Various methods of prevention of recurrence of adhesive obstructions were tried in adult patients earlier. Plication of the small intestine is often performed in situations suggesting an increased risk of subsequent adhesive obstruction. This can be accomplished by the external suture methods of Noble  and modified technique of transmesenteric plication described by Childs and Phillips.  The major objections to Noble's plication are the duration of the operation and the incidence of postoperative complications. Hyaluronate carboxymethylcellulose preparations have been shown to reduce the extent of adhesions in pediatric patients.  However, in adult patients, several other studies have shown that the use of hyaluronate carboxymethylcellulose agents is associated with a significantly higher incidence of intra-abdominal abscesses and anastomotic leaks. 
A variant of the plication method involves intraluminal intestinal intubation. Again, accepting that adhesions will form, intestinal intubation relies on the intrinsic stiffness of the intraluminal tube to permit adhesion formation in a favorable position and to avoid kinking of the bowel whilst adhesions form. The tube is later removed. 
Intraluminal stenting of the small bowel after adhesiolysis was originally described by White in 1956  as a possible way to maintain small bowel patency while fresh adhesions form, thereby reducing the risk of subsequent adhesional obstruction. It was popularized by Baker who introduced a long intestinal tube with a Foley's type of bulb distally to facilitate smooth introduction of the tube through jejunostomy. He emphasised on the need to decompress the distended bowel thoroughly at the time of surgical release of the obstructing adhesion. 

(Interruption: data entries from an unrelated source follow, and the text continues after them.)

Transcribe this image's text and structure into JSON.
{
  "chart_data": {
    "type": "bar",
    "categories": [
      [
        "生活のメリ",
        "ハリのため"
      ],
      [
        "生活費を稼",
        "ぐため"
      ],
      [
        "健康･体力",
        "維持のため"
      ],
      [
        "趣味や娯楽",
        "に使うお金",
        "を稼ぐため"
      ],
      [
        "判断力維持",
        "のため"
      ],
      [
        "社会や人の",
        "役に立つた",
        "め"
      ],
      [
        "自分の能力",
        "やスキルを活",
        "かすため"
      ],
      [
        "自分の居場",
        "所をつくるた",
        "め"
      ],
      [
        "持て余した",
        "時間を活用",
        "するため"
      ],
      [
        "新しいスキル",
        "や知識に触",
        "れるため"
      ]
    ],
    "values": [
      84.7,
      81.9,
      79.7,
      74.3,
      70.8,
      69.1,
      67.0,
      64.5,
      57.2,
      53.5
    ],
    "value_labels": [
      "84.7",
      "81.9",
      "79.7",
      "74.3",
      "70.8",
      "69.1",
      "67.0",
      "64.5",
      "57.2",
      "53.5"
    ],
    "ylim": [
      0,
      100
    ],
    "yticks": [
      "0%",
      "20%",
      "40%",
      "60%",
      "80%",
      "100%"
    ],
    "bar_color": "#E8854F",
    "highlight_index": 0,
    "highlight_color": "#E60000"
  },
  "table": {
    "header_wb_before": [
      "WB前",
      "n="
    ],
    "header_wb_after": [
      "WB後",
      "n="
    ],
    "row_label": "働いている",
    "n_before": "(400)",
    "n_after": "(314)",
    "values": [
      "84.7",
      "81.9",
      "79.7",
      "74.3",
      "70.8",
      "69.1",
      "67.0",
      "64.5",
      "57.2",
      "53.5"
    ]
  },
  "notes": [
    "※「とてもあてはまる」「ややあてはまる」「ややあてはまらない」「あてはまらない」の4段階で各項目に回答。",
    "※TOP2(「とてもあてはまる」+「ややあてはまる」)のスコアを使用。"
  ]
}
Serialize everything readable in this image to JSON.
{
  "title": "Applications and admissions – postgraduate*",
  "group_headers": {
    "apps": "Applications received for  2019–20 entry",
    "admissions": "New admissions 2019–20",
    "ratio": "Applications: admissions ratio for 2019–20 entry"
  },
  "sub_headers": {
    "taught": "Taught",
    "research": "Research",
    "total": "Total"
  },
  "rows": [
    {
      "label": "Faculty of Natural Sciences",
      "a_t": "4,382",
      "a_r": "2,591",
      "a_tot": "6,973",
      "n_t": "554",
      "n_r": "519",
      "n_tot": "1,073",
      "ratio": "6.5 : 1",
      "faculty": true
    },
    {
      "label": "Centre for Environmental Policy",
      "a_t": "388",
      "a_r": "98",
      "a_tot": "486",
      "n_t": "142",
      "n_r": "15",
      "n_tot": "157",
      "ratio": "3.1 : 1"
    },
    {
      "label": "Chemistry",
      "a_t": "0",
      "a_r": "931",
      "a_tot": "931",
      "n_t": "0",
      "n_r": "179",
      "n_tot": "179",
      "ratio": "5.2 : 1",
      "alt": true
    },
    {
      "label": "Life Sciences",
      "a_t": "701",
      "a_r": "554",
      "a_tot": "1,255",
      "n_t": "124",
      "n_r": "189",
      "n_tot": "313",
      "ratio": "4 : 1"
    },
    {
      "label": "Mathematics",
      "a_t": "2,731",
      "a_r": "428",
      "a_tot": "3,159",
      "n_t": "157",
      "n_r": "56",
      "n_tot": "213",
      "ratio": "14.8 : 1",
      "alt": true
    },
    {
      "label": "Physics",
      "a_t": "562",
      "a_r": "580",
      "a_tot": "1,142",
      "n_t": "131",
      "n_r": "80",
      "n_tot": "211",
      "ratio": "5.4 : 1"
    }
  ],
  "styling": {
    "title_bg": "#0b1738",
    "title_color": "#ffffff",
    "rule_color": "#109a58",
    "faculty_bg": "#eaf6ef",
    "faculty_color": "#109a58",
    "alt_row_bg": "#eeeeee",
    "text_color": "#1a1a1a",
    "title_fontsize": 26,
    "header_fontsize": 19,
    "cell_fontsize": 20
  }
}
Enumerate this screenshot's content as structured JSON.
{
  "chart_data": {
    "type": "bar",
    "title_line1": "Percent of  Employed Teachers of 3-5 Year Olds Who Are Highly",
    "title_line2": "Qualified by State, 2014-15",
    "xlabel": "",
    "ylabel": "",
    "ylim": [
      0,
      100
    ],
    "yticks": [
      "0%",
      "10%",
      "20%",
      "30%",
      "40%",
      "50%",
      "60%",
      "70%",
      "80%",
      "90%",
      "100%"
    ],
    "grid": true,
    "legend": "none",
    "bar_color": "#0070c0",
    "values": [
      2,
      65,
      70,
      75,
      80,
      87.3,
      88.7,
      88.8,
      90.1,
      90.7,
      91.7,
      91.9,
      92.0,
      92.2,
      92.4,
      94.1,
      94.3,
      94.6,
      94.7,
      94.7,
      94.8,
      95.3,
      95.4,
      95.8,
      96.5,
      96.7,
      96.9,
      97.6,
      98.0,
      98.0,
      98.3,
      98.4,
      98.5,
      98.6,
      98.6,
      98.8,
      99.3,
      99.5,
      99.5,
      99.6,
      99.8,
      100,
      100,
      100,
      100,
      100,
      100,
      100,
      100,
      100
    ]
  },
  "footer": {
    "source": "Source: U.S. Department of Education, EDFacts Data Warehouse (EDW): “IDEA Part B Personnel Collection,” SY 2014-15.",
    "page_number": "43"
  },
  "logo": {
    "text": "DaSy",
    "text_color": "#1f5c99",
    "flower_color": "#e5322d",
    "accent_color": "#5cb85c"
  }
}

Complications associated with the jejunal route of stent insertion are infection or prolonged drainage from the jejunostomy site following tube removal, or obstruction at the jejunostomy site and intussusception. ,,
Of the six cases who had intestinal tubing, four children had recurrent adhesive obstruction in the immediate postoperative period. In two children, the adhesions were so dense in the first instance and the intestinal stenting was done to prevent further small bowel obstruction. Technically it would be easy to pass the tube across the bowel if there is a Foley type of bulb in the tube, and in its absence, Ryle's tube was used in our cases. In the above series, there had been no complication at the tube site or in its removal though there is a report that the tube got kinked and there was difficulty in its extraction. 
The spillover of the intestinal contents, with its attendant complication of intra-abdominal abscess or wound infection in grossly distended bowel is prevented during jejunostomy or the retrograde passage of tube by passing initially a 10F Ryle's tube with multiple holes and the bowel is decompressed by suction and the second tube attached to it later. Baker  returned the bowel with the tube in situ in an orderly manner simulating a plication and wrote that he has only incomplete evidence in some cases that the orderly intestinal pattern is permanently maintained. We returned the bowel into abdomen in the anatomical way as the return of bowel in the plicated manner in small children was technically difficult. However, in the follow-up, there had been no recurrence.
| Conclusions|| |
Intestinal intubation in the treatment of patients with recurrent adhesive small bowel obstruction has been documented in adult patients. But there are very few reports of its use in children. The present study, though with a small number of patients, shows its utility in preventing recurrent small bowel obstruction where initial surgery has produced adhesive obstruction. It is unlikely to be of use in the treatment of localized adhesions or situations where formation of generalized adhesions is uncommon.